The Ukrainian government has been actively analyzing and addressing unnecessary trade barriers that encumber trade, working to make the business environment simpler and more transparent for local and foreign companies. While the environment is improving, many trade barriers in Ukraine persist, including unpredictable discriminatory fees and product certification procedures. Non-tariff barriers include inconsistent customs values to imports, non-transparent certification requirements, cumbersome procedures for phytosanitary certifications, import licenses, and labeling requirements.
Although Ukraine zeroed its compulsory certification lists, its certification system remains in place. The certification system is based on the Law on Standards, Technical Requirements and Compliance Evaluation Procedures, Law on Standardization, Law on Conformity Certification, and the Presidential Decree “Provision on State Inspection on Consumer Rights Protection.” These regulations envisage the following compliance documents:
- Technical Regulations are legal public acts establishing mandatory requirements for products, services, or production processes to eliminate threats to national security, to protect life, health, and property rights of consumers, protect animals, plants and the environment. It may also contain requirements for terminology, labels, packaging, marking or labeling requirements as they apply to a product, process or production method. In recent years, Ukraine adopted over 30 Technical Regulations most of which mimic EU safety directives word-for-word.

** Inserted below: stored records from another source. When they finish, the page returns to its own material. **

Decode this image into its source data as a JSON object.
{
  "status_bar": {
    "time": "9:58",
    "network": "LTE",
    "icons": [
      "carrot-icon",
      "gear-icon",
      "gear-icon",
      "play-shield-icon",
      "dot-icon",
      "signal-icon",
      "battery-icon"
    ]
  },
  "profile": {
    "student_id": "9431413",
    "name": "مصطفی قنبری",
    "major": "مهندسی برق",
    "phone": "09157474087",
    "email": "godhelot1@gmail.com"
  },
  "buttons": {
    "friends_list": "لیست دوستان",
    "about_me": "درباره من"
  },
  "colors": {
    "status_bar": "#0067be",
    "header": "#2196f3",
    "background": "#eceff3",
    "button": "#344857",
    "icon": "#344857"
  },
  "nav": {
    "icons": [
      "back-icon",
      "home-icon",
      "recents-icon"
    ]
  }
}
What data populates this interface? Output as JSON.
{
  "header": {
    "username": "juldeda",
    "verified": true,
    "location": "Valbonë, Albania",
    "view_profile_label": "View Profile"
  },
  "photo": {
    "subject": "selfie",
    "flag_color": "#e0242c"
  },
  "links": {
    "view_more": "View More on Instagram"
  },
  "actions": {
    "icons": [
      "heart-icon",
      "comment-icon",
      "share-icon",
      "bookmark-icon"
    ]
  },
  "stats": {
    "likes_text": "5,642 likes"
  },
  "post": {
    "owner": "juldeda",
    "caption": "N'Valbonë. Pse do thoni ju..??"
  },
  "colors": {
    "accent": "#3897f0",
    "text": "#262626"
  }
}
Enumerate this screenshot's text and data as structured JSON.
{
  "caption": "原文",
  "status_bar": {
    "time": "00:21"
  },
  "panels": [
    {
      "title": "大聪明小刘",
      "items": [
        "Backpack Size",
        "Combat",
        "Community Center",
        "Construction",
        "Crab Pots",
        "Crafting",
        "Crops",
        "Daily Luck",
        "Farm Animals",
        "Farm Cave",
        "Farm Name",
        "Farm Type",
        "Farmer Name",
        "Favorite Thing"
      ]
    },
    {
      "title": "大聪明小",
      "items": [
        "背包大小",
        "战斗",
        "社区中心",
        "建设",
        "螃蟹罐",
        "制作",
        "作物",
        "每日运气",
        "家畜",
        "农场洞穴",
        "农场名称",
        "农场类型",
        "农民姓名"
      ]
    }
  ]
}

- National (State) Standards (DSTUs) are documents approved by the competent authority, which provide guidelines or characteristics that relate to the products, production processes or services with which compliance is not mandatory. The standard also may include requirements for terminology, labels, packaging, marking, or labeling requirements as they apply to a product, process, or service. From the legislator’s perspective, a Standard is an auxiliary document that, if followed, will help achieve compulsory safety requirements listed in a Technical Regulation. However, producers are free to choose other production techniques that can yield the same safety results.
In November 2010, the Ministry of Health of Ukraine signed Order #971, approving a list of food products that require monitoring for genetically engineered or genetically modified organism (GMO) content. Among the groups of products to be tested and monitored are soybeans, corn, tomatoes, squash, melons, papaya, chicory, sugar beets, rapeseed, flax and cotton oils, wheat, rice, infant formula and specialty food products that contain the aforementioned plants and products of processing thereof, yeast and leaven, including products containing these ingredients.
The United States continues to engage with Ukraine under a Trade and Investment Cooperation Agreement (TICA) signed in 2008 and other dialogues to urge Ukraine to take steps to eliminate specific market access barriers, improve the transparency and predictability of Ukraine’s regulatory regime, advance the protection and enforcement of intellectual property (IP) rights, and improve the business environment to ensure fair and equitable treatment for U.S. businesses operating in Ukraine.